Penn students have the chance to be there for the best times in the lives of Philadelphia public school students. But a few have chosen to help with some of the worst.
Parents of public school students can call the The School Discipline Advocacy Service which pairs law students from Penn, Temple and Drexel universities to act as pro-bono advocates to help them wade through the disciplinary process in the school district.
“In general, we advocate for families,” Penn Law student and SDAS Lead Advocate Dorian Simmons said. “Families just want someone to stand next to them and say ‘here’s what’s going to happen’ so they feel supported.”
Penn Law student and SDAS Chair at Penn Richard Shephard said that the advocates work to ensure families know their rights at the hearings. “These hearings without proper checks being implemented could be a steamroll process,” he said.
Families can call their own witnesses, make arguments and cross examine the witnesses the district presents, according to the due process requirements in the Code of Student Conduct for 2014-2015. Shephard said that the advocates’ familiarity with both the procedures and many of the people involved make for a smooth process.
Deputy Chief of the Office of Student Rights and Responsibilities Rachel Holzman said the goal of the hearings is to bring out as much information as possible to come to the best decision.
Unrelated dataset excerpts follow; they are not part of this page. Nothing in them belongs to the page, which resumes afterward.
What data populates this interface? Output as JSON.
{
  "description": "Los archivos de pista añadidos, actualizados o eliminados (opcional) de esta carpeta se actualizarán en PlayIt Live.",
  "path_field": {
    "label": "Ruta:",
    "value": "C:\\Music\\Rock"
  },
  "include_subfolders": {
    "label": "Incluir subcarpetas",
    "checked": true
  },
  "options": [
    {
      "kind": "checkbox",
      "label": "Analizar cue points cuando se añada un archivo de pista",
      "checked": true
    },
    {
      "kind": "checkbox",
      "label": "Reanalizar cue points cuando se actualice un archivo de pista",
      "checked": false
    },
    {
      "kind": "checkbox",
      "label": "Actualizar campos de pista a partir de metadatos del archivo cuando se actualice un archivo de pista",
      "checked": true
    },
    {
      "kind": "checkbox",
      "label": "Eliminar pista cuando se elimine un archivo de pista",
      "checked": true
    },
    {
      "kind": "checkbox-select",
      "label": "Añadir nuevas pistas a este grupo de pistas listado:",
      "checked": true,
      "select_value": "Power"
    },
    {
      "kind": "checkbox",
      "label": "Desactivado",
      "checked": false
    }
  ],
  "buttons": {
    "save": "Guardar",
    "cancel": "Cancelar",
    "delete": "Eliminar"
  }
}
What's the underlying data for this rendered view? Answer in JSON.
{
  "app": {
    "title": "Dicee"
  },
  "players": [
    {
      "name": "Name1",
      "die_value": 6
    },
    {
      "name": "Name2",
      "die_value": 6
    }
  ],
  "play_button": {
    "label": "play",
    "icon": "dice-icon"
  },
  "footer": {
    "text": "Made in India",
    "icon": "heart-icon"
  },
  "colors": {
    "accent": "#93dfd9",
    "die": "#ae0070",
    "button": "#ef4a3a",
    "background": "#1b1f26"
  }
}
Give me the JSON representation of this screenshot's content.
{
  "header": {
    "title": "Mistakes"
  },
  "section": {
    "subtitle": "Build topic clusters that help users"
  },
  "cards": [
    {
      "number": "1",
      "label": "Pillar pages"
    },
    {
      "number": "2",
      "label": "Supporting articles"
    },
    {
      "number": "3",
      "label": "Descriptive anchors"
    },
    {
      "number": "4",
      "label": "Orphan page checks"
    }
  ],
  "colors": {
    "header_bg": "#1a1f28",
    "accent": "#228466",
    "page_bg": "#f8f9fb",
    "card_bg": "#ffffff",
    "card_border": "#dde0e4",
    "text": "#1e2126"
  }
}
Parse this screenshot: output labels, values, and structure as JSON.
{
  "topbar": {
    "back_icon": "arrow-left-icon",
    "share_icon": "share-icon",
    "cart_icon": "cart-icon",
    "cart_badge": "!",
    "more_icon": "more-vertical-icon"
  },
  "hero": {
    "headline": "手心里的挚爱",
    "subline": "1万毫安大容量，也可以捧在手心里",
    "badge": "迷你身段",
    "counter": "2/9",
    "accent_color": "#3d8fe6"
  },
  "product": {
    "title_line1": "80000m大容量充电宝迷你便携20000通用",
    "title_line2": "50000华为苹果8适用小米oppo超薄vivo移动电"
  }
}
The School District of Philadelphia is receptive to the work that SDAS does, even distributing materials about the project to students when they are notified of their hearings.
“I think we keep increasing our collaboration,” Holzman said. In January, SDAS leaders and their mentor David Lapp, an attorney from the Education Law Center, met with Holzman so that both sides could discuss issues they were having.
“We try to work on anything we can to get a better result,” she said.
SDAS advises families on cases that involve potential expulsions, suspensions or transfers, and its focus is the best outcome for each individual case. Many of the cases are assigned geographically, so Penn Law students would take cases from around the West Philadelphia area.
Simmons said the first question to the family is what they want to get out of the hearing, which could be a lesser punishment, leaving the school or just avoiding a blemish on the student’s record.
Success can be a tough thing to measure because sometimes the outcomes are the lesser of two evils. He described a recent case with a middle school student who was upset with the prospect of being transferred and separated from her friends — to her there wasn’t much of a difference between being expelled or transferred.
“Ultimately we’re doing it for the family,” Shephard said. “I want the family to be happy we were there and feel like we did what we could do.”
SDAS, previously known as Students for Students, began five years ago by a group of Temple Law students at a time when the district had strict “zero tolerance” discipline policies in effect.
Although the policies were scaled back in 2012 and expulsions became less frequent, SDAS has continued to grow. They expect to have more than 100 cases for this academic year compared to just 10 cases in their first year, reflective of the project’s increased presence in Philadelphia. A few months ago, Drexel law students joined the project and students from Villanova University are interested in getting involved, Shephard said. Currently, there are about 25 Penn Law students in the project.
Simmons, a former New York City teacher through Teach for America, said SDAS was a way for him to use his experience in the classroom in work that will prepare him to be a lawyer. “I’ve had a lot of good experiences with families who have said ‘if we didn’t have someone there, we wouldn’t have known what to do,’” he said.
Penn Law students have a 70-hour pro-bono requirement, so Simmons said that many people who used to be teachers or were involved in education often find their way to SDAS.
While the law students cannot act as lawyers or give any legal advice, the advocates work on a volunteer basis to counsel the family and student through the process from before the hearing to what comes after — whether that is looking to find a new school or giving them information about other services available, Simmons said.
“That follow-up part really creates a positive relationship. Then they see it’s not just about the hearings themselves, but more about a supportive network where families feel like they are getting what they deserve out of the whole educational process,” he said.